Cono de Arita, Argentina’s Cone-Shaped Mountain

Cono de Arita, nestled amid the expansive salt flat of Salar de Arizaro

photography by: rodoluca88/ Wikimedia Commons

Reading time: minutes

Located 600 kilometres from Salta in Argentina, there lies an unusual volcanic pyramid which has long captivated geologists and thrill-seekers alike. Steeped in ancient history and with strong cultural significance, Cono de Arita is a unusual natural structure that towers over the surrounding salt flats, high in the Andes mountains.

From its violent birth to its current, calmer present, our planet experienced an ample tectonic activity that shaped much of its geography, sometimes yielding a plethora of strange-looking structures, one of which can be found in the far reaches of Argentina’s northern tip.


Aptly named Cono de Arita for its tapered shape, this natural formation is relatively young – only 9,000 to 10,000 years old. Stemming from the late Pleistocene geological activity that reshaped the area, it is believed to have been created by a distinct process known as a maar; in essence a small volcano that didn’t have the strength to create a path for its lava to erupt and therefore never developed a real crater.

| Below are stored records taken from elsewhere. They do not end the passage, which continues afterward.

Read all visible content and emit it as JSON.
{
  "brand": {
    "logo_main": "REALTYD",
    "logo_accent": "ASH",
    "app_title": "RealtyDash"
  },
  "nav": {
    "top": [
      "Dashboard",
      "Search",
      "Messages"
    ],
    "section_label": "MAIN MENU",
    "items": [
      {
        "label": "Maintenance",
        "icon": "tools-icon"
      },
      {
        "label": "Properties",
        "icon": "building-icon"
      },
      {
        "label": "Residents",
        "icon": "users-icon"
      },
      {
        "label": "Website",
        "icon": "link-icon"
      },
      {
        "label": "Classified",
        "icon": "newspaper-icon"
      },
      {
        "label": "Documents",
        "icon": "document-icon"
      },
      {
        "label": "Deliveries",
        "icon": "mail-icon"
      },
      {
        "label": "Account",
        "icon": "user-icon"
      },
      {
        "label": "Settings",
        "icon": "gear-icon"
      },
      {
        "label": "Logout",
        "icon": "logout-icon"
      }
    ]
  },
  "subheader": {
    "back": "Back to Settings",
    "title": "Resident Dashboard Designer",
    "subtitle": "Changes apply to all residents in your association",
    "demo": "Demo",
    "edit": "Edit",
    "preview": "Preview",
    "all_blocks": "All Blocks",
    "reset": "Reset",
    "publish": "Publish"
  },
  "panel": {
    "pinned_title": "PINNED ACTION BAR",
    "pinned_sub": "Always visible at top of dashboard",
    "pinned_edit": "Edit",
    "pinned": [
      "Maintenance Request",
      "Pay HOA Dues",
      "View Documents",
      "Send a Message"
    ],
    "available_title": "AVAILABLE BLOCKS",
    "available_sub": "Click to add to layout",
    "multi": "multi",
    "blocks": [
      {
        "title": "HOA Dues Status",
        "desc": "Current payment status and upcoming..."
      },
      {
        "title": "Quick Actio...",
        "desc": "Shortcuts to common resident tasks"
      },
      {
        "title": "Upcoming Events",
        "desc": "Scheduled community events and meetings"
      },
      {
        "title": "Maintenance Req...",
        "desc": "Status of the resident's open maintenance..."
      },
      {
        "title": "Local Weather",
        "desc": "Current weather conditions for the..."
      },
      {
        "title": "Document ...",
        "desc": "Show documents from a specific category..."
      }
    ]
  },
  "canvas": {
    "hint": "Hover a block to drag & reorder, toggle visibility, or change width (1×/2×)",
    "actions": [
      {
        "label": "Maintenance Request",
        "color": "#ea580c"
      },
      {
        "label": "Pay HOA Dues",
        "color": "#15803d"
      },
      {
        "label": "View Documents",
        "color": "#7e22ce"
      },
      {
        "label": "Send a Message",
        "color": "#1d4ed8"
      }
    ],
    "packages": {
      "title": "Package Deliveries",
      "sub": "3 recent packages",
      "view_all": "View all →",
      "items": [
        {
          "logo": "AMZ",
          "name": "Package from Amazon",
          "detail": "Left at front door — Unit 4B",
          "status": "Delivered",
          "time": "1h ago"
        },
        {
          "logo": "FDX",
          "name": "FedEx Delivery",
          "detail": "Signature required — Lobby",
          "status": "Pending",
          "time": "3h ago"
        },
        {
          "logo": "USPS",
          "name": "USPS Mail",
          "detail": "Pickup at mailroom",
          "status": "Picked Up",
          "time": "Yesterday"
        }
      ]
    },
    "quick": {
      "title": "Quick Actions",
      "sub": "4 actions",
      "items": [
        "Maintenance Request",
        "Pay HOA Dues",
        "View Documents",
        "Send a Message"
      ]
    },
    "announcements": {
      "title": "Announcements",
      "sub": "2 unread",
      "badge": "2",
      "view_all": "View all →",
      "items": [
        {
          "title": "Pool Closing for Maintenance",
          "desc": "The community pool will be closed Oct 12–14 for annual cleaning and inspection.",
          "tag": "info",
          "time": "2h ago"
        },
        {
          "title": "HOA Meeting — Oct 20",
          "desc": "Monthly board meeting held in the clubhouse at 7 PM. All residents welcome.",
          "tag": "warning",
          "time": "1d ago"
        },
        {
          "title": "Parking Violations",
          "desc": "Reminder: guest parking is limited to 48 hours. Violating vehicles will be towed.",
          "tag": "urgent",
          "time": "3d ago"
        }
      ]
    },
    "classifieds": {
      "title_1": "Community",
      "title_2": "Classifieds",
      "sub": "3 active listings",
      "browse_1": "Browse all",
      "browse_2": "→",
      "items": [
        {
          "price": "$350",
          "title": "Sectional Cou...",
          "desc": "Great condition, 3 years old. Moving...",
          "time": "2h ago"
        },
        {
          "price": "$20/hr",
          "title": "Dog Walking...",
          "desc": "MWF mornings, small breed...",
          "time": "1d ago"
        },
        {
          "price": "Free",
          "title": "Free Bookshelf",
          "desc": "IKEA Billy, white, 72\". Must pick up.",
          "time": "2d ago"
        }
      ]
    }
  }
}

Instead, the impact of groundwater meeting ancient magma flows caused an explosion and the resulting depression filled with water over time. The molten lava transported black salt all around it and gradually formed the conical shape for which it is known today.


Prior to the arrival of the Incas, the area was populated by aboriginal people. They commonly referred to the mountain as Arita (meaning “sharp” in the Aymara language) and periodically climbed the 200-meter hillock for ceremonies, considering it to be a place of worship. These pilgrimages have fascinated historians for centuries given the lack of accessible routes, the steep, rocky slopes of the peak and the difficulties of climbing at an altitude of over 3,690 meters. Foreboding as the crag’s exterior may be, the interior is even more mysterious and largely undiscovered because of its impenetrable core.


Located in the Andes mountains, between the cities of Caipe and Tolar Grande, the 800-meter-wide mountain is at the southernmost tip of the Salar de Arizaro, a 1,600 km2 salt flat and the world’s third-largest after Bolivia’s Uyuni and Chile’s Atacama. Brown in color, it creates an optical illusion from a distance as it rises from the surrounding white salt plains, earning it the nickname “The Floating Volcano”.


Rising from its generally flat surroundings, Cono De Arita has become a well-renowned landmark and a symbol of the country’s Northwestern region. Its uniqueness and cultural importance all make it a source of discovery and adventure. Getting to it and around it can be challenging, especially during rainy season, but catching a glimpse of this quirky formation is well worth it for the intrepid explorer.